Investing in Currencies

Dollar Bear Definition


What Is a Dollar Bear?

A dollar bear is an investor who is pessimistic, or “bearish,” about the prospects of the U.S. dollar (USD). Dollar bears will typically seek to buy foreign currencies, anticipating that their value will rise relative to the declining USD. The opposite of a dollar bear is a dollar bull, who believes that the USD will strengthen.

Key Takeaways

  • A dollar bear is an investor who is pessimistic about the USD.
  • There are many potential reasons why an investor may be a dollar bear, one common example being the perceived threat of inflation.
  • Dollar bears can seek to hedge against this risk by investing in assets that they believe would rise if the USD falls, such as certain foreign stocks and currency pairings.

Understanding Dollar Bears

In its narrow sense, the term ‘dollar bear’ refers to currency traders who believe the value of the USD will decline relative to other currencies. These traders may take a short position on the USD in a currency pair. To profit from such a trade, the exchange rate of the dollar must fall relative to the other currency chosen. However, the term can also be used more broadly to refer to investors who are bearish about the prospects of the U.S. markets and economy more generally.

There are many different reasons why someone might become a dollar bear. Some of the causes for concern that are often raised by dollar bears include the growing size of the U.S. national debt, the risk that the U.S. might default upon or ‘inflate away’ its debt obligations, the declining size of the U.S. economy as a percentage of world gross domestic product (GDP), and the Federal Reserve’s quantitative easing policies.

Investors who share these concerns might seek to position their portfolios in a way that minimizes their exposure to the USD. For the most part, dollar bears will do so by hedging their exposure to the USD, either by directly buying foreign currencies or by using derivatives to hedge their USD forex risk. They might further reduce their USD exposure by investing in foreign stocks or real estate, or by investing in commodities such as gold or silver. Another popular approach is to purchase shares in companies whose value is closely linked to commodity production, such as precious metals mining companies. For inflation-conscious investors, potential inflation hedges such as precious metals, commodities, and other non-financial assets may also be attractive.

Real-World Example of a Dollar Bear

Patrick is an American investor who is concerned that the USD will fall in value relative to other currencies. A self-described ‘dollar bear,’ he is looking for ways to reduce his exposure to the USD and position his portfolio to rise in value as the USD falls. Patrick reasons that his largest exposure to the USD comes from his USD-denominated financial assets. He owns a portfolio of American stocks and worries that he is excessively exposed to a potential decline in the USD.
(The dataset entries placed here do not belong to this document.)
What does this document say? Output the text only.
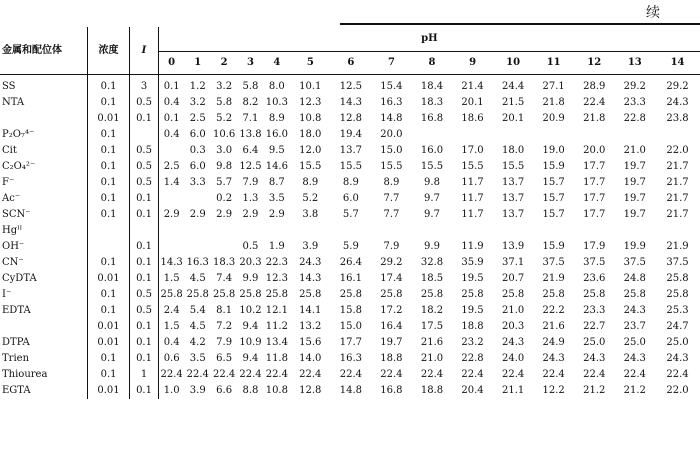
续
金属和配位体	浓度	I	pH														
			0	1	2	3	4	5	6	7	8	9	10	11	12	13	14
SS	0.1	3	0.1	1.2	3.2	5.8	8.0	10.1	12.5	15.4	18.4	21.4	24.4	27.1	28.9	29.2	29.2
NTA	0.1	0.5	0.4	3.2	5.8	8.2	10.3	12.3	14.3	16.3	18.3	20.1	21.5	21.8	22.4	23.3	24.3
	0.01	0.1	0.1	2.5	5.2	7.1	8.9	10.8	12.8	14.8	16.8	18.6	20.1	20.9	21.8	22.8	23.8
P₂O₇⁴⁻	0.1		0.4	6.0	10.6	13.8	16.0	18.0	19.4	20.0							
Cit	0.1	0.5		0.3	3.0	6.4	9.5	12.0	13.7	15.0	16.0	17.0	18.0	19.0	20.0	21.0	22.0
C₂O₄²⁻	0.1	0.5	2.5	6.0	9.8	12.5	14.6	15.5	15.5	15.5	15.5	15.5	15.5	15.9	17.7	19.7	21.7
F⁻	0.1	0.5	1.4	3.3	5.7	7.9	8.7	8.9	8.9	8.9	9.8	11.7	13.7	15.7	17.7	19.7	21.7
Ac⁻	0.1	0.1			0.2	1.3	3.5	5.2	6.0	7.7	9.7	11.7	13.7	15.7	17.7	19.7	21.7
SCN⁻	0.1	0.1	2.9	2.9	2.9	2.9	2.9	3.8	5.7	7.7	9.7	11.7	13.7	15.7	17.7	19.7	21.7
Hgᴵᴵ																	
OH⁻		0.1				0.5	1.9	3.9	5.9	7.9	9.9	11.9	13.9	15.9	17.9	19.9	21.9
CN⁻	0.1	0.1	14.3	16.3	18.3	20.3	22.3	24.3	26.4	29.2	32.8	35.9	37.1	37.5	37.5	37.5	37.5
CyDTA	0.01	0.1	1.5	4.5	7.4	9.9	12.3	14.3	16.1	17.4	18.5	19.5	20.7	21.9	23.6	24.8	25.8
I⁻	0.1	0.5	25.8	25.8	25.8	25.8	25.8	25.8	25.8	25.8	25.8	25.8	25.8	25.8	25.8	25.8	25.8
EDTA	0.1	0.5	2.4	5.4	8.1	10.2	12.1	14.1	15.8	17.2	18.2	19.5	21.0	22.2	23.3	24.3	25.3
	0.01	0.1	1.5	4.5	7.2	9.4	11.2	13.2	15.0	16.4	17.5	18.8	20.3	21.6	22.7	23.7	24.7
DTPA	0.01	0.1	0.4	4.2	7.9	10.9	13.4	15.6	17.7	19.7	21.6	23.2	24.3	24.9	25.0	25.0	25.0
Trien	0.1	0.1	0.6	3.5	6.5	9.4	11.8	14.0	16.3	18.8	21.0	22.8	24.0	24.3	24.3	24.3	24.3
Thiourea	0.1	1	22.4	22.4	22.4	22.4	22.4	22.4	22.4	22.4	22.4	22.4	22.4	22.4	22.4	22.4	22.4
EGTA	0.01	0.1	1.0	3.9	6.6	8.8	10.8	12.8	14.8	16.8	18.8	20.4	21.1	12.2	21.2	21.2	22.0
In order to have less of his wealth concentrated in the USD, he begins by reallocating 25% of his stock portfolio into foreign companies’ shares, 12.5% into gold and silver mining stocks, and 12.5% into real estate investment trusts (REITs) that invest in properties outside the U.S. Patrick hopes that if the USD does depreciate, the impact on him will be offset by the expected appreciation of these foreign and inflation-resistant assets.